About

ABOUT

https://linktr.ee/judithnangalacrispin

I’m a Canberra-based poet and visual artist, with a background in music, living in Braidwood NSW.

I’ve published two collections of poetry, The Myrrh-Bearers (Sydney: Puncher & Wattmann, 2015), and photographs and poems made with the Warlpiri, The Lumen Seed (New York: Daylight Books, 2017). I’m a proud member of Oculi collective and an Artist in residence with Music Viva.

Since 2011, I have spent part of each year living and working with Warlpiri people in the Tanami desert. My work includes themes of displacement and identity loss, a reflection on my own Aboriginal ancestry, but primarily it is centred on the concept of connection with Country. I trace my ancestry to the Bpangerang people of North-Eastern Victoria and the NSW Riverina. I also trace ancestry to Ghana, Senegal, France, Ireland, Scotland and the Ivory Coast.

I have directed and worked on two major social justice research projects–The Julfa Project, which preserved photographic records of a destroyed Armenian cemetery and digitally reconstructed the site from new and existing images; and Kurdiji 1.0, an Aboriginal suicide prevention app, which strengthens resilience in young indigenous people by reconnecting them with community and culture.

Scroll down for information on my books, exhibitions and press reviews.

BOOKS

The Lumen Seed (NY: Daylight, 2017) contains photographs, drawings and poems about the indigenous Warlpiri people of Australia’s Northern Tanami Desert.

The Lumen Seed depicts a cultural dialogue taking place before a backdrop of offences against the Australian continent, as well as a history of systematic discrimination against indigenous peoples on the part of the country’s white population. The images, created in close consultation with Warlpiri people, document an attempt by elders to share sacred information with white people; the poems convey my interpretation of those ideas, alongside my slow development of personal relationships with community elders.

Judith-Cover_grande

The Myrrh-Bearers (Sydney: Puncher & Wattmann, 2015) is a book of love poems, describing real events and real people as the poet has experienced them.
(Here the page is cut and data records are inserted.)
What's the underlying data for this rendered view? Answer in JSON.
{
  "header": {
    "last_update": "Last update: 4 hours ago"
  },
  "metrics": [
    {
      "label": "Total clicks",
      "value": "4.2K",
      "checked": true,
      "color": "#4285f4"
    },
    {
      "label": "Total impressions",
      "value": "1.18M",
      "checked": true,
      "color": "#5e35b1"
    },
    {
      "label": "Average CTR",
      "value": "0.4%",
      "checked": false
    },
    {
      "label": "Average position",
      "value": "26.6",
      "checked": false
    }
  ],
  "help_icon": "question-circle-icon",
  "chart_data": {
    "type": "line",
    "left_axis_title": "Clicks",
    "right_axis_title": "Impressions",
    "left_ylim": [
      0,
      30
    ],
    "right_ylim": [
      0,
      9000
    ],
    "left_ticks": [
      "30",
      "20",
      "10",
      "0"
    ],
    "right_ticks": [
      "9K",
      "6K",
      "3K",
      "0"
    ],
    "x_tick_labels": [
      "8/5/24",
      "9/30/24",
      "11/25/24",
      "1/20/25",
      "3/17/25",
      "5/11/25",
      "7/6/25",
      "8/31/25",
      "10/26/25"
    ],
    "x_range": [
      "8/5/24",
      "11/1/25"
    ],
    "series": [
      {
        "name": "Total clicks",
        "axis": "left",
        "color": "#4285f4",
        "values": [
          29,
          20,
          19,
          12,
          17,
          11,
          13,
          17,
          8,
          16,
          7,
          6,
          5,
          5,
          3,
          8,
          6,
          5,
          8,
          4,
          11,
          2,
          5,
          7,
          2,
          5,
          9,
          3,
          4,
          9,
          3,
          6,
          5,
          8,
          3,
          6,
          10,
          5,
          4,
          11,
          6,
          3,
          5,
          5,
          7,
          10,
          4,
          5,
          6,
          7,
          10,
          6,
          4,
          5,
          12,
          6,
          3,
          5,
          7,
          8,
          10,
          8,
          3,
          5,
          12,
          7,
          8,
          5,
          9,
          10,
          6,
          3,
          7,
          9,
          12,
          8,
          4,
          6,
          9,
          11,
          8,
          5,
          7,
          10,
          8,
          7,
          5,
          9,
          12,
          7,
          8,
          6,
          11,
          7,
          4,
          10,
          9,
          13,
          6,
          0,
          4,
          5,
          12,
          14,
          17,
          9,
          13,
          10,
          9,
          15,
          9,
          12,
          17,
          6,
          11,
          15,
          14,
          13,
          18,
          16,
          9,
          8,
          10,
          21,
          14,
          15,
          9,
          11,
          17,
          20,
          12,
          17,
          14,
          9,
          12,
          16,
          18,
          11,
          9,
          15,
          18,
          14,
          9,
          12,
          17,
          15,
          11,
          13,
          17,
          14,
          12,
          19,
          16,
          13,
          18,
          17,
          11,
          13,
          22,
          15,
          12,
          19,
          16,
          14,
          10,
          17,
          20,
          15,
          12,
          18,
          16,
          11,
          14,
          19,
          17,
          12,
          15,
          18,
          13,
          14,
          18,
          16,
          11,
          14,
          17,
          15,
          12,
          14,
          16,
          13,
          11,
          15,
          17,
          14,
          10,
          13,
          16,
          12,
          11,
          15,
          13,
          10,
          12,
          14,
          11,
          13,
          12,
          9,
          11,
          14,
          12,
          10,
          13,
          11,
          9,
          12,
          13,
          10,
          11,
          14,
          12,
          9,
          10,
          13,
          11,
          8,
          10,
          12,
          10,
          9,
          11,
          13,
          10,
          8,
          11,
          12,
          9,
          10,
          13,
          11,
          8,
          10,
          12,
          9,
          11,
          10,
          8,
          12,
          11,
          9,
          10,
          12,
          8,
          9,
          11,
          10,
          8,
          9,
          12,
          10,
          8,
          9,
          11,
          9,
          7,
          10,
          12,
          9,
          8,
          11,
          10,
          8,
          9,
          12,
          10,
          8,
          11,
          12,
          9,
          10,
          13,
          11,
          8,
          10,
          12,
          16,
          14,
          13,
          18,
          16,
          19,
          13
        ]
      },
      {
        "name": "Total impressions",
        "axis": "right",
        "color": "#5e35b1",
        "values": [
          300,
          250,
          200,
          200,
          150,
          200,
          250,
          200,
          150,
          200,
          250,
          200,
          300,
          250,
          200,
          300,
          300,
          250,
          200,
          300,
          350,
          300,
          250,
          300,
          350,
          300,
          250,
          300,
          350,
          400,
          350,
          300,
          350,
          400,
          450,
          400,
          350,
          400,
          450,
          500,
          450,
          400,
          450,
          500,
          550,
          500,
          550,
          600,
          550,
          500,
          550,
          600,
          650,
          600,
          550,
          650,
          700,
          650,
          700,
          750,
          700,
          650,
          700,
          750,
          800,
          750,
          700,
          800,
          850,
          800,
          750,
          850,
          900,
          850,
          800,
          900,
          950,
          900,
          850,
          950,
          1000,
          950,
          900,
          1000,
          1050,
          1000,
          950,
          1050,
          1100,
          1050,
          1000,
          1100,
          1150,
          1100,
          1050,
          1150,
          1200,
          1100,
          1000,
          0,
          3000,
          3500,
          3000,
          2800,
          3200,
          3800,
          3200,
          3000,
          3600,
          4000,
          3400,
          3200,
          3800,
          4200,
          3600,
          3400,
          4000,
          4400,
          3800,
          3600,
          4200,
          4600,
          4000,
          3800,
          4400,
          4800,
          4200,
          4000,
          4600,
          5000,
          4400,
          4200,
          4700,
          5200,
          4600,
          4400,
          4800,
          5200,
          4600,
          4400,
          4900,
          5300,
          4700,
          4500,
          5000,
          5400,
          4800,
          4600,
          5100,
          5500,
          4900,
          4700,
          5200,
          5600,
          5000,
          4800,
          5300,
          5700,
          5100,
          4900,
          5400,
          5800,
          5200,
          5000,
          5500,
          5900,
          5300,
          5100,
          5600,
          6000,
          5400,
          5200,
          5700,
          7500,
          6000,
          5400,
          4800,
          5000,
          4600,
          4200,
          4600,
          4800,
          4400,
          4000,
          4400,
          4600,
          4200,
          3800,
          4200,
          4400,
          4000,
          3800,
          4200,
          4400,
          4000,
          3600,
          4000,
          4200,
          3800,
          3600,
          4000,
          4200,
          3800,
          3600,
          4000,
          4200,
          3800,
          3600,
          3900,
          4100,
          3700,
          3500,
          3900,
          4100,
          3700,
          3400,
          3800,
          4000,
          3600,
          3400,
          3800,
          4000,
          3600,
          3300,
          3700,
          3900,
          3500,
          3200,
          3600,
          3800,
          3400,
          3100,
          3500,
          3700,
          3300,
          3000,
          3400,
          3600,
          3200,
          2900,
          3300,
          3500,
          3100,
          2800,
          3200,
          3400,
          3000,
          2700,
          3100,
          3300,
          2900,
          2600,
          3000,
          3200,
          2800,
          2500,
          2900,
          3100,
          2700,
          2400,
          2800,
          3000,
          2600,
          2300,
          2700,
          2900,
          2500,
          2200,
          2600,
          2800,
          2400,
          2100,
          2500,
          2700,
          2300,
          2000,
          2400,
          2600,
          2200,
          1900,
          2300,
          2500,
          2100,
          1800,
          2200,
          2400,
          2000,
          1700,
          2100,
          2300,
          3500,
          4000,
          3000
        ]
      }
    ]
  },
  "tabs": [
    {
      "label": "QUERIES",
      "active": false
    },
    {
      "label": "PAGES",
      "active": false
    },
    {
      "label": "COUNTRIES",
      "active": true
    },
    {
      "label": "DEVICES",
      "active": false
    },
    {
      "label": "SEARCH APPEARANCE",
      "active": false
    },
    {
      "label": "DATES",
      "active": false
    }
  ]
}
The worlds evoked in these poems are suffused with faerie tales, myth and philosophy. The genesis of this collection lies in a diverse engagement with different poetries: the influence of the Polish poets Wisława Szymborska and Czesław Miłosz, along with that of the French poets Henri Michaux, René Char, René Daumal and Alfred Jarry; there is also the sure presence of Gwen Harwood and Judith Wright as well as, more esoterically, William Blake and G. I. Gurdjieff. The pataphysical influence of Jarry, in particular, leads to a poetry which attempts to describe a universe supplementary to the one which we inhabit. The presence of music as a subject stems from a close engagement with musical mentors, Larry Sitsky in Australia, Emmanuel Nunes in France and Karlheinz Stockhausen in Germany.